With 99 percent of calls happening outside of those early morning hours, Cyr explained that a police officer shouldn’t have to be scheduled for a night shift. He showed the council a schedule model that he created which didn’t have the city’s three existing officers working midnight to 8 a.m., except for on-call services.
In addition, Cyr said he was researching 22 other municipalities with population sizes similar to Langley’s — between 1,000 and 1,500 people — and had found that many of them rely on mutual aid agreements, whether with another city or with their respective counties.
“All 22 municipalities use a mix of on-duty, on-call and mutual aid agreements to provide for public safety needs, and I believe Langley should do that as well,” he said.
Cyr encouraged his fellow council members to consider the impacts to the budget adding a fourth police officer would cause. With a cost of $100,000 to $110,000 budgeted for an additional officer, he pointed out that the 10-year cost of the extra staff member would amount to $1 or $1.1 million.
“What does that $1.1 million buy? Does it buy $1.1 million of additional public safety?” he asked the council. “That’s really the question in my mind.”
According to data from the Washington Association of Sheriffs and Police Chiefs, the Langley Police Department has not had four commissioned police officers since 2018. During that year, the city had one of the highest ratios, statewide, of commissioned officers per 1,000 people, at 3.40.
In 2020, with a city population of 1,195 and three officers, that ratio had fallen to 2.51, which was still more than three times the rate of commissioned officers in the Island County Sheriff’s Office.
Cyr proposed that the city should convene a new, temporary advisory group dedicated to exploring public safety needs for the city. The ad hoc committee, he said, would make a recommendation on whether a fourth officer should be hired and would present a report to the council by mid-November.
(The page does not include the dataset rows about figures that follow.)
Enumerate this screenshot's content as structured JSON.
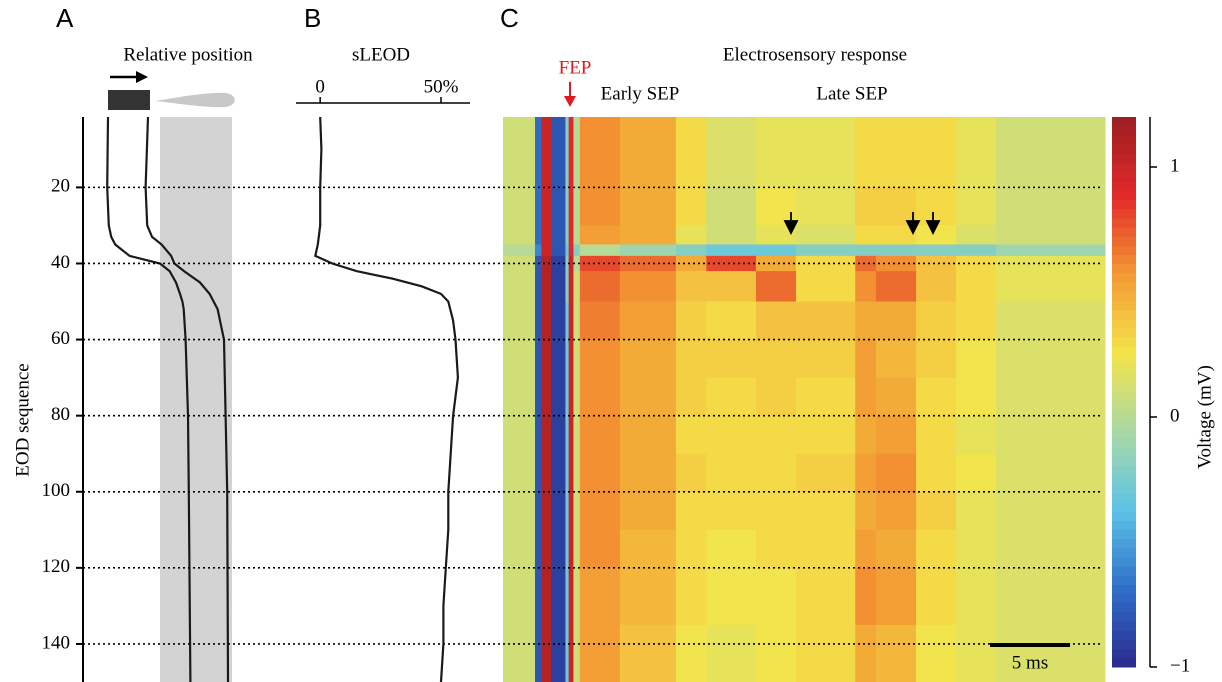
{
  "chart_data": [
    {
      "type": "line",
      "panel": "A",
      "title": "Relative position",
      "ylabel": "EOD sequence",
      "ylim": [
        1.5,
        150
      ],
      "yticks": [
        20,
        40,
        60,
        80,
        100,
        120,
        140
      ],
      "grid": true,
      "xlim": [
        0,
        100
      ],
      "y": [
        1.5,
        20,
        30,
        33,
        35,
        38,
        40,
        42,
        45,
        48,
        50,
        52,
        60,
        80,
        100,
        150
      ],
      "series": [
        {
          "color": "#1a1a1a",
          "values": [
            17.5,
            17,
            18,
            19.5,
            22,
            31,
            50,
            56,
            60,
            62.5,
            64,
            64.8,
            66,
            67.5,
            68,
            69
          ]
        },
        {
          "color": "#1a1a1a",
          "values": [
            42.5,
            41,
            42,
            45,
            51,
            57,
            59,
            65,
            75,
            81,
            83.5,
            86,
            90,
            91,
            92,
            92.5
          ]
        }
      ]
    },
    {
      "type": "line",
      "panel": "B",
      "title": "sLEOD",
      "ylim": [
        1.5,
        150
      ],
      "xlim": [
        -10,
        62
      ],
      "xticks": [
        0,
        {
          "value": 50,
          "label": "50%"
        }
      ],
      "y": [
        1.5,
        10,
        20,
        30,
        35,
        38,
        40,
        42,
        44,
        46,
        48,
        50,
        55,
        60,
        70,
        80,
        90,
        100,
        110,
        120,
        130,
        140,
        150
      ],
      "series": [
        {
          "color": "#1a1a1a",
          "values": [
            0,
            0.5,
            0,
            0,
            -1,
            -2,
            5,
            15,
            30,
            42,
            50,
            53,
            55,
            56,
            57,
            55,
            54,
            53,
            53,
            52,
            51,
            51,
            50
          ]
        }
      ]
    },
    {
      "type": "heatmap",
      "panel": "C",
      "title": "Electrosensory response",
      "annotations": [
        "FEP",
        "Early SEP",
        "Late SEP"
      ],
      "scale_bar": {
        "value": 5,
        "label": "5 ms"
      },
      "ylim": [
        1.5,
        150
      ],
      "xlim": [
        0,
        37.6
      ],
      "x": [
        0,
        2.0,
        2.4,
        3.0,
        3.9,
        4.1,
        4.4,
        4.8,
        7.3,
        10.8,
        12.7,
        15.8,
        18.3,
        22.0,
        23.3,
        25.8,
        28.3,
        30.8,
        37.6
      ],
      "y": [
        1.5,
        20,
        30,
        35,
        38,
        42,
        50,
        60,
        70,
        80,
        90,
        100,
        110,
        120,
        135,
        150
      ],
      "values": [
        [
          0.1,
          -0.7,
          1.0,
          -0.8,
          -0.2,
          0.9,
          0.0,
          0.6,
          0.5,
          0.3,
          0.15,
          0.2,
          0.2,
          0.3,
          0.3,
          0.3,
          0.2,
          0.1
        ],
        [
          0.1,
          -0.7,
          1.0,
          -0.8,
          -0.2,
          0.9,
          0.0,
          0.6,
          0.5,
          0.3,
          0.1,
          0.25,
          0.2,
          0.35,
          0.35,
          0.3,
          0.2,
          0.1
        ],
        [
          0.1,
          -0.7,
          1.0,
          -0.8,
          -0.2,
          0.9,
          0.0,
          0.55,
          0.5,
          0.2,
          0.1,
          0.2,
          0.15,
          0.3,
          0.3,
          0.25,
          0.15,
          0.1
        ],
        [
          0.0,
          -0.6,
          1.0,
          -0.8,
          -0.3,
          0.9,
          -0.2,
          0.0,
          -0.1,
          -0.2,
          -0.3,
          -0.3,
          -0.2,
          -0.2,
          -0.2,
          -0.2,
          -0.2,
          -0.1
        ],
        [
          0.1,
          -0.8,
          1.1,
          -0.9,
          -0.2,
          1.0,
          0.0,
          0.8,
          0.7,
          0.5,
          0.8,
          0.5,
          0.3,
          0.7,
          0.6,
          0.4,
          0.3,
          0.2
        ],
        [
          0.1,
          -0.8,
          1.1,
          -0.9,
          -0.2,
          1.0,
          0.1,
          0.7,
          0.6,
          0.4,
          0.4,
          0.7,
          0.3,
          0.6,
          0.7,
          0.4,
          0.3,
          0.2
        ],
        [
          0.1,
          -0.8,
          1.1,
          -0.9,
          -0.3,
          1.0,
          0.1,
          0.65,
          0.55,
          0.35,
          0.3,
          0.4,
          0.4,
          0.5,
          0.5,
          0.35,
          0.3,
          0.15
        ],
        [
          0.1,
          -0.8,
          1.1,
          -0.9,
          -0.3,
          1.0,
          0.1,
          0.6,
          0.5,
          0.35,
          0.35,
          0.35,
          0.35,
          0.55,
          0.45,
          0.35,
          0.25,
          0.15
        ],
        [
          0.1,
          -0.8,
          1.1,
          -0.9,
          -0.3,
          1.0,
          0.1,
          0.6,
          0.5,
          0.35,
          0.3,
          0.35,
          0.3,
          0.55,
          0.5,
          0.3,
          0.25,
          0.15
        ],
        [
          0.1,
          -0.8,
          1.1,
          -0.9,
          -0.3,
          1.0,
          0.1,
          0.6,
          0.5,
          0.3,
          0.3,
          0.3,
          0.3,
          0.5,
          0.55,
          0.3,
          0.2,
          0.15
        ],
        [
          0.1,
          -0.8,
          1.1,
          -0.9,
          -0.3,
          1.0,
          0.1,
          0.6,
          0.5,
          0.35,
          0.3,
          0.3,
          0.35,
          0.55,
          0.6,
          0.3,
          0.25,
          0.15
        ],
        [
          0.1,
          -0.8,
          1.1,
          -0.9,
          -0.3,
          1.0,
          0.1,
          0.6,
          0.5,
          0.3,
          0.3,
          0.3,
          0.3,
          0.5,
          0.55,
          0.35,
          0.2,
          0.15
        ],
        [
          0.1,
          -0.8,
          1.1,
          -0.9,
          -0.3,
          1.0,
          0.1,
          0.6,
          0.45,
          0.3,
          0.25,
          0.3,
          0.3,
          0.55,
          0.5,
          0.3,
          0.2,
          0.15
        ],
        [
          0.1,
          -0.8,
          1.1,
          -0.9,
          -0.3,
          1.0,
          0.1,
          0.55,
          0.45,
          0.3,
          0.25,
          0.25,
          0.3,
          0.6,
          0.55,
          0.3,
          0.2,
          0.15
        ],
        [
          0.1,
          -0.8,
          1.1,
          -0.9,
          -0.3,
          1.0,
          0.1,
          0.55,
          0.4,
          0.25,
          0.2,
          0.25,
          0.3,
          0.5,
          0.45,
          0.25,
          0.2,
          0.15
        ]
      ],
      "clim": [
        -1,
        1.2
      ],
      "cticks": [
        {
          "value": -1,
          "label": "−1"
        },
        0,
        1
      ],
      "colorbar_label": "Voltage (mV)"
    }
  ]
}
Cyr’s research and proposal was met with skepticism by his fellow council members. Councilmember Thomas Gill said the data about the other municipalities didn’t seem to be “remotely right.” He also pointed out that the city’s existing Civil Service Commission is already in charge of handling staffing matters related to the police department.
Councilmember Peter Morton said it seemed that Cyr had “cherry-picked” the data and called the 10-year budgeted cost of an additional officer that he had presented “a cheap shot.” With the amount of commissions the city already has, he said, he didn’t think studying the issue of public safety would be productive.
“We’re studied out,” Morton said.
Councilmember Dominique Emerson said she saw the steep price tag of a new officer as an investment. She raised concerns about Cyr’s scheduling model for the three current officers, saying that vacations and illnesses were not covered by it.
Councilmember Christy Korrow said the conversation was making her uncomfortable and added that she did not want to chip away at the city’s police department.
“I am not opposed to exploring creative alternatives to public safety,” she said. “I personally think that needs to happen at the county level.”
Langley Police Chief Don Lauer told the council that working 18 to 20 “overtime” hours every week has taken a toll on him and his family.
“I’ve been doing that to assist the city in order to be able to help control the budget,” said Lauer, who has a salaried position.
During a previous city council meeting, he led a presentation showing rotating schedules and the effect of fatigue on police officers. For over a year now, he has been advocating that the city should hire a fourth police officer to ease the burden of the police department’s current scheduling model.
Reserve officers, he pointed out, are not meant to replace full-time, commissioned police officers.
In the end, Cyr’s motion for his proposal failed in a 1-4 vote.
At the same meeting, the council adopted a budget amendment that funds a fourth officer.